Roadmap To Self-Hosted

Vitalii Popov - Jul 24 - - Dev Community

Cara.app received invoice from Vercel for $96,280. Many startups start with Vercel and Firebase, then, out of reluctance to pay Google, they go to their own servers

Let's talk about the nuances of the technology stack, particularly the choice of language, and evaluate the efforts to migrate to private servers. We'll use the example of a pet project with Golang, monitoring infrastructure and Kubernetes (Github)

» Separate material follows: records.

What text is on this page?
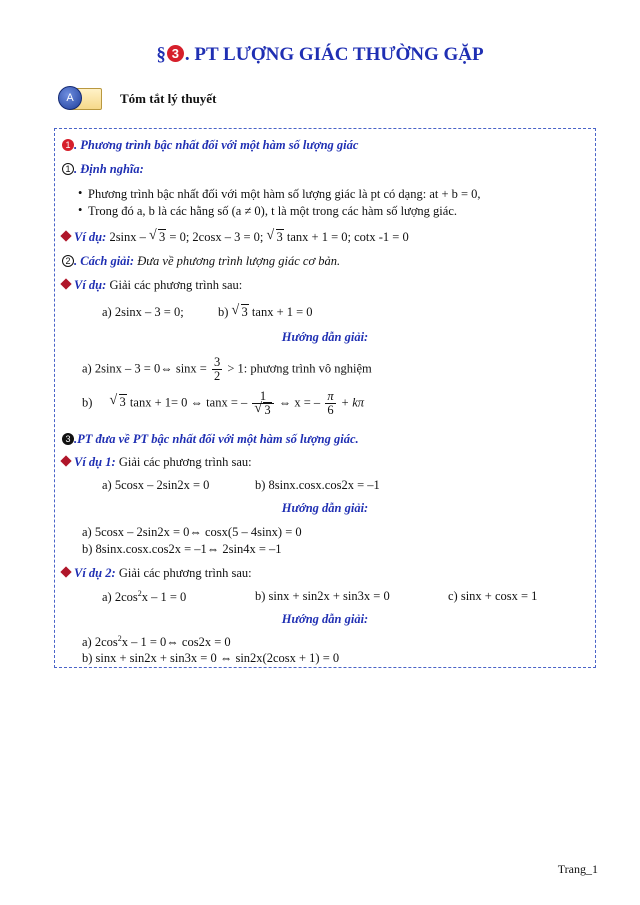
§ 3 . PT LƯỢNG GIÁC THƯỜNG GẶP
A	Tóm tắt lý thuyết
1 . Phương trình bậc nhất đối với một hàm số lượng giác
1 . Định nghĩa:
• Phương trình bậc nhất đối với một hàm số lượng giác là pt có dạng: at + b = 0,
• Trong đó a, b là các hằng số (a ≠ 0), t là một trong các hàm số lượng giác.
Ví dụ: 2sinx – √ 3 = 0; 2cosx – 3 = 0; √ 3 tanx + 1 = 0; cotx -1 = 0
2 . Cách giải: Đưa về phương trình lượng giác cơ bản.
Ví dụ: Giải các phương trình sau:
a) 2sinx – 3 = 0;	b) √ 3 tanx + 1 = 0
Hướng dẫn giải:
a) 2sinx – 3 = 0⇔ $\sin x = \frac{3}{2} > 1$: phương trình vô nghiệm
b) √ 3 tanx + 1= 0 ⇔ tanx = – 1
√ 3 ⇔ x = – $\frac{\pi}{6} + k\pi$
3 .PT đưa về PT bậc nhất đối với một hàm số lượng giác.
Ví dụ 1: Giải các phương trình sau:
a) 5cosx – 2sin2x = 0	b) 8sinx.cosx.cos2x = –1
Hướng dẫn giải:
a) 5cosx – 2sin2x = 0⇔ cosx(5 – 4sinx) = 0
b) 8sinx.cosx.cos2x = –1⇔ 2sin4x = –1
Ví dụ 2: Giải các phương trình sau:
a) $2\cos^2x - 1 = 0$	b) sinx + sin2x + sin3x = 0	c) sinx + cosx = 1
Hướng dẫn giải:
a) $2\cos^2x - 1$ = 0⇔ cos2x = 0
b) sinx + sin2x + sin3x = 0 ⇔ sin2x(2cosx + 1) = 0
Trang_1
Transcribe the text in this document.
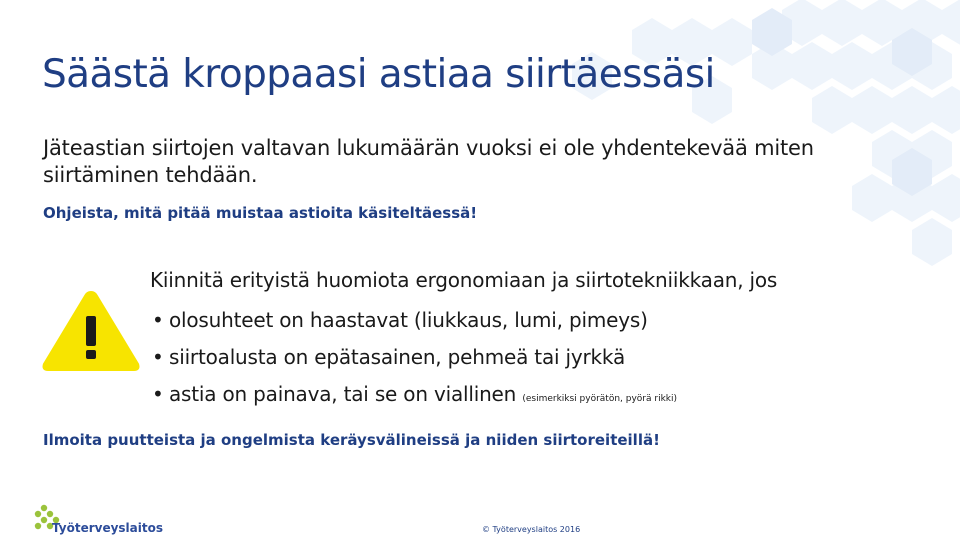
Säästä kroppaasi astiaa siirtäessäsi

Jäteastian siirtojen valtavan lukumäärän vuoksi ei ole yhdentekevää miten siirtäminen tehdään.

Ohjeista, mitä pitää muistaa astioita käsiteltäessä!

Kiinnitä erityistä huomiota ergonomiaan ja siirtotekniikkaan, jos

• olosuhteet on haastavat (liukkaus, lumi, pimeys)
• siirtoalusta on epätasainen, pehmeä tai jyrkkä
• astia on painava, tai se on viallinen (esimerkiksi pyörätön, pyörä rikki)

Ilmoita puutteista ja ongelmista keräysvälineissä ja niiden siirtoreiteillä!

Työterveyslaitos	© Työterveyslaitos 2016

Client → Server → Monitoring → K8S

Demo with monitoring infrastructure:


Client

Thanks to Firebase Rules, working with the database on the client is secure. However, if the rules are misconfigured, the entire database can be accessed using a script run from the browser console by an authorized user. The config is easily found in the site code.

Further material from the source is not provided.